Now he has emerged from the shadows as an "adviser" to Tyson here in Memphis, and apparently he has Iron Mike's ear. If Ronnie Shields, the respected trainer who took over the duties after Tyson split with Tommy Brooks, had an ounce of self-respect he would have quit this week, but the trainer's share of Tyson's $17.5 million purse is apparently too compelling.

When Shields agreed to train Tyson it was with two stipulations: first, that he would be in charge, with no second-guessing; and second, that Tyson purge his gym sessions of all the leeches, sycophants, and hangers-on who had been cluttering up the scene for years.

The most prominent leech exiled under this edict was the loathsome Steve (Crocodile) Fitch, the self-proclaimed "motivator" who envisions himself the 21st century version of Bundini Brown to Tyson's Ali. So far as anyone has ever been able to determine, the gravel- voiced Crocodile's function is to strut about the gym, dressed in combat boots and desert camouflage, periodically bellowing "gorilla warfare!".

Nobody else missed him much, but apparently Tyson did. After setting up shop at a fitness centre in nearby Cordova last week, Tyson remarked that it was entirely too quiet and asked someone to phone up Fitch.

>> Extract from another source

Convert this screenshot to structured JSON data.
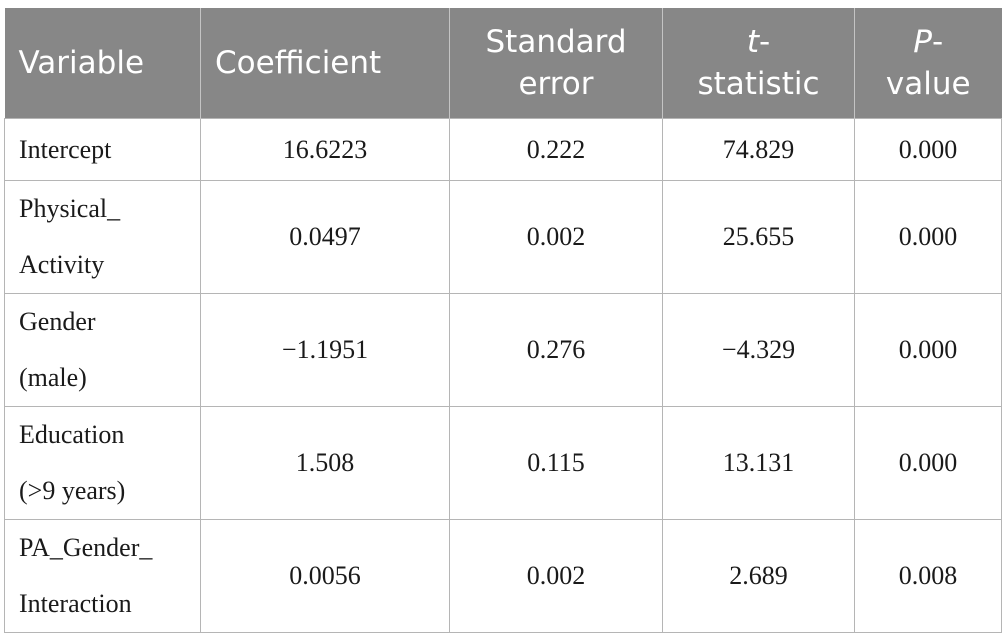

Now not only is Crocodile back, so is Panama Lewis.

Tyson missed a scheduled press conference in Tunica on Tuesday, but did show up at a local hotel gym long enough to hit the speed bag for 10 or 15 minutes before disappearing and leaving the press in the hands of Shields and his assistant, Stacey McKinley.

"I want him to break ribs and break jaws," McKinley told reporters. "I want them to take Lennox Lewis out on a stretcher." It turned out later that Tyson left early because of a bomb scare at the hotel.

Shields and McKinley were apparently asked to keep the press (which had been locked, en masse, inside the gym) busy while the constabulary investigated.

After listening to Shields and McKinley (and Crocodile) for half an hour, Michael (Wolf Man) Katz, the dean of American boxing writers, was moved to conclude: "I'd rather have been bombed."